Alcoa's Jekyll-Hyde Results Underscore Upcoming Metal Splitby
Profit excluding one-time items was 4 cents/share, Alcoa says
Shares drop most in four years a day after earnings release
Alcoa Inc. just showed why its chief executive officer can’t wait to get out of the aluminum-making business. Investors seem to agree, driving the shares down the most in four years a day after the company reported earnings.
CEO Klaus Kleinfeld wants to sell metal sheets and parts -- and he’s ready to forsake the side of the company that processes raw materials. That’s understandable after a fourth quarter where the company reported a net loss amid lower aluminum prices and plant closures, even as demand for aircraft and auto parts rose.
Alcoa fell 9 percent to $7.28 at the close in New York, the biggest decline since August 2011. The shares have plunged 55 percent in the past 12 months.
The earnings underscore why Kleinfeld is separating its units that supply the value-added metal components from its legacy smelting and refining business, creating two companies later this year.
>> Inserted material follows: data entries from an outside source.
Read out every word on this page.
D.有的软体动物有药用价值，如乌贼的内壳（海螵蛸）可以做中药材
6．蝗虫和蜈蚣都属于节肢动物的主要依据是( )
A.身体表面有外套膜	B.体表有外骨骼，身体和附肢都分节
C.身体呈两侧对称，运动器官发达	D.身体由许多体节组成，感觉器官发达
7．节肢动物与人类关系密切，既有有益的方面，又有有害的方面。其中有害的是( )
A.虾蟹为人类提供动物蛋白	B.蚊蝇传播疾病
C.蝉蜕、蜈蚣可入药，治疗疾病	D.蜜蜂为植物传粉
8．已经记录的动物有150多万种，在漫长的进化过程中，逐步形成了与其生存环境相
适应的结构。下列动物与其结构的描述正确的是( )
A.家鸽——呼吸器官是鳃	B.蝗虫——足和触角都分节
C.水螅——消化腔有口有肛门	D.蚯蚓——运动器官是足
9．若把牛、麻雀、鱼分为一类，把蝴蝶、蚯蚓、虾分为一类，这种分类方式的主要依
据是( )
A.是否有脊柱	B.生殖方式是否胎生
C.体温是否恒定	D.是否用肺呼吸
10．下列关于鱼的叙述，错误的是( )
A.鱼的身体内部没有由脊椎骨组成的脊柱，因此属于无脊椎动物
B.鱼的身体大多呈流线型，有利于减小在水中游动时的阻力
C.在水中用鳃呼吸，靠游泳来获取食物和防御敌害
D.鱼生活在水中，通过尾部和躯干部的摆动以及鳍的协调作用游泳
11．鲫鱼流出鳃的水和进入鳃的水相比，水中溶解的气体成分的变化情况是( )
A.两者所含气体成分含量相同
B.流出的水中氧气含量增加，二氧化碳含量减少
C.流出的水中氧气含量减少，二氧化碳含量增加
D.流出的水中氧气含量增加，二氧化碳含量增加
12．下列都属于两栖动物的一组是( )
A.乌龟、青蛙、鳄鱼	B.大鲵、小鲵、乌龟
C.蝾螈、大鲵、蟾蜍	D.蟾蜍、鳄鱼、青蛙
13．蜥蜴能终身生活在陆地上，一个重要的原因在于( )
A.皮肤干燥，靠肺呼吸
While aluminum prices have tumbled to the lowest since 2009, Alcoa has invested more than $4 billion since 2014 in its businesses that make components for airplanes, trucks and power plants.
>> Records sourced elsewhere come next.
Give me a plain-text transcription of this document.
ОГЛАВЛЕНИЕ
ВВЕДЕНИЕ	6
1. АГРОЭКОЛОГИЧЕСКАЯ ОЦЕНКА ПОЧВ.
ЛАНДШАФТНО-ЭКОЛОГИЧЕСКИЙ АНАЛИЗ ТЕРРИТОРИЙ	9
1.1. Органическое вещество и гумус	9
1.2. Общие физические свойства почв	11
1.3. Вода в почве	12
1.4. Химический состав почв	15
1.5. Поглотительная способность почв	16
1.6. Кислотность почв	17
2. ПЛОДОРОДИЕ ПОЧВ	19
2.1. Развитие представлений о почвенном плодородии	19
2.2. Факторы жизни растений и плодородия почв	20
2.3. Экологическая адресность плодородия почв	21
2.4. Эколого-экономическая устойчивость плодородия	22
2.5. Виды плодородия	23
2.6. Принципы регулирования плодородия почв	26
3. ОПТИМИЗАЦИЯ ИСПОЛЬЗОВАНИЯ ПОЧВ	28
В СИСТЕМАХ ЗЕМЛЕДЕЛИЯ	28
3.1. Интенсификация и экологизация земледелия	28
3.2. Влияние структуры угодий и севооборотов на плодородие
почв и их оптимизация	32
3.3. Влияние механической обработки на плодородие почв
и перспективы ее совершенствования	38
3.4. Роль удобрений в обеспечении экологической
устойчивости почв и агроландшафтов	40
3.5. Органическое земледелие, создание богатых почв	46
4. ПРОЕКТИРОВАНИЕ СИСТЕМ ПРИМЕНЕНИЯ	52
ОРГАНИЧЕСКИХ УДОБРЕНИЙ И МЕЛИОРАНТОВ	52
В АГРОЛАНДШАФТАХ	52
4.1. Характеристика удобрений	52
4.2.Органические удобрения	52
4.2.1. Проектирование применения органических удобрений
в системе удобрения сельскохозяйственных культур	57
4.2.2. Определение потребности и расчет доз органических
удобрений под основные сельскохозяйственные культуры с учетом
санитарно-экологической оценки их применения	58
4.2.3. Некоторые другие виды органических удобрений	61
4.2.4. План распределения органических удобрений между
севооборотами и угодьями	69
“The profitability is there in the upstream business,” Anthony Young, an analyst at Macquarie Group Ltd., said in a telephone interview.
The price of aluminum averaged $1,507 a metric ton in the fourth quarter in London, 24 percent less than a year earlier. Alumina, a precursor that the company refines from bauxite and sells to third-party customers as well as smelting into aluminum, dropped 34 percent to average $233 a ton in the quarter according to Metal Bulletin, a trade publication.
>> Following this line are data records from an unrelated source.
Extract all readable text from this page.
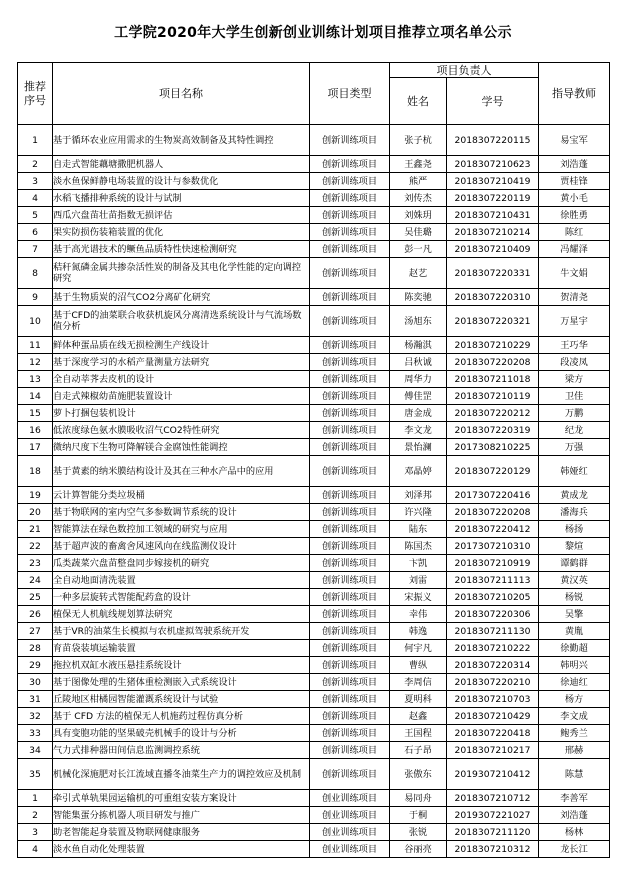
工学院2020年大学生创新创业训练计划项目推荐立项名单公示
推荐序号	项目名称	项目类型	项目负责人		指导教师
			姓名	学号	
1	基于循环农业应用需求的生物炭高效制备及其特性调控	创新训练项目	张子杭	2018307220115	易宝军
2	自走式智能藕塘撒肥机器人	创新训练项目	王鑫尧	2018307210623	刘浩蓬
3	淡水鱼保鲜静电场装置的设计与参数优化	创新训练项目	熊严	2018307210419	贾桂锋
4	水稻飞播排种系统的设计与试制	创新训练项目	刘传杰	2018307220119	黄小毛
5	西瓜穴盘苗壮苗指数无损评估	创新训练项目	刘姝玥	2018307210431	徐胜勇
6	果实防损伤装箱装置的优化	创新训练项目	吴佳璐	2018307210214	陈红
7	基于高光谱技术的鳜鱼品质特性快速检测研究	创新训练项目	彭一凡	2018307210409	冯耀泽
8	秸秆氮磷金属共掺杂活性炭的制备及其电化学性能的定向调控研究	创新训练项目	赵艺	2018307220331	牛文娟
9	基于生物质炭的沼气CO2分离矿化研究	创新训练项目	陈奕驰	2018307220310	贺清尧
10	基于CFD的油菜联合收获机旋风分离清选系统设计与气流场数值分析	创新训练项目	汤旭东	2018307220321	万星宇
11	鲜体种蛋品质在线无损检测生产线设计	创新训练项目	杨瀚淇	2018307210229	王巧华
12	基于深度学习的水稻产量测量方法研究	创新训练项目	吕秋诚	2018307220208	段凌凤
13	全自动莘荠去皮机的设计	创新训练项目	周华力	2018307211018	梁方
14	自走式辣椒幼苗施肥装置设计	创新训练项目	傅佳罡	2018307210119	卫佳
15	萝卜打捆包装机设计	创新训练项目	唐金成	2018307220212	万鹏
16	低浓度绿色氨水膜吸收沼气CO2特性研究	创新训练项目	李文龙	2018307220319	纪龙
17	微纳尺度下生物可降解镁合金腐蚀性能调控	创新训练项目	景怡澜	2017308210225	万强
18	基于黄素的纳米膜结构设计及其在三种水产品中的应用	创新训练项目	邓晶婷	2018307220129	韩娅红
19	云计算智能分类垃圾桶	创新训练项目	刘泽邦	2017307220416	黄成龙
20	基于物联网的室内空气多参数调节系统的设计	创新训练项目	许兴隆	2018307220208	潘海兵
21	智能算法在绿色数控加工领域的研究与应用	创新训练项目	陆东	2018307220412	杨扬
22	基于超声波的畜禽舍风速风向在线监测仪设计	创新训练项目	陈国杰	2017307210310	黎煊
23	瓜类蔬菜穴盘苗整盘同步嫁接机的研究	创新训练项目	卞凯	2018307210919	谭鹤群
24	全自动地面清洗装置	创新训练项目	刘雷	2018307211113	黄汉英
25	一种多层旋转式智能配药盒的设计	创新训练项目	宋振义	2018307210205	杨锐
26	植保无人机航线规划算法研究	创新训练项目	幸伟	2018307220306	吴擎
27	基于VR的油菜生长模拟与农机虚拟驾驶系统开发	创新训练项目	韩逸	2018307211130	黄胤
28	育苗袋装填运输装置	创新训练项目	何宇凡	2018307210222	徐勤超
29	拖拉机双缸水液压悬挂系统设计	创新训练项目	曹纵	2018307220314	韩明兴
30	基于图像处理的生猪体重检测嵌入式系统设计	创新训练项目	李周信	2018307220210	徐迪红
31	丘陵地区柑橘园智能灌溉系统设计与试验	创新训练项目	夏明科	2018307210703	杨方
32	基于 CFD 方法的植保无人机施药过程仿真分析	创新训练项目	赵鑫	2018307210429	李文成
33	具有变胞功能的坚果破壳机械手的设计与分析	创新训练项目	王国程	2018307220418	鲍秀兰
34	气力式排种器田间信息监测调控系统	创新训练项目	石子昂	2018307210217	邢赫
35	机械化深施肥对长江流域直播冬油菜生产力的调控效应及机制	创新训练项目	张傲东	2019307210412	陈慧
1	牵引式单轨果园运输机的可重组安装方案设计	创业训练项目	易同舟	2018307210712	李善军
2	智能集蛋分拣机器人项目研发与推广	创业训练项目	于桐	2019307221027	刘浩蓬
3	助老智能起身装置及物联网健康服务	创业训练项目	张锐	2018307211120	杨林
4	淡水鱼自动化处理装置	创业训练项目	谷丽亮	2018307210312	龙长江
To cope with falling aluminum prices amid rising low-cost output from China, Alcoa has divested, closed or curtailed about a third of its global smelting capacity since 2007.
Sales last quarter dropped 18 percent and the company reported a net loss of 39 cents a share as falling aluminum prices dulled the impact of cost-cutting efforts at the New York-based company. Profit excluding one-time items related to smelter closures and taxes was 4 cents a share, helped by rising demand for aircraft parts, Alcoa said Monday in a statement.
The 4-cent earnings excluding one-time items beat the 2-cent average of 13 analysts’ estimates compiled by Bloomberg.
Demand from aerospace companies, Alcoa’s largest source of revenue after primary metals, has increased along with soaring aircraft production. Boeing Co. said its deliveries rose to a record in 2015, exceeding the planemaker’s own target. Airbus Group SE topped its own 2015 target, people familiar with the matter said Jan. 1. Boeing and Airbus are Alcoa’s biggest customers by revenue, according to data compiled by Bloomberg.
Alcoa expects 2016 global aerospace sales to increase 8 percent to 9 percent over 2015 on “continued robust demand for large commercial aircraft and jet engines.”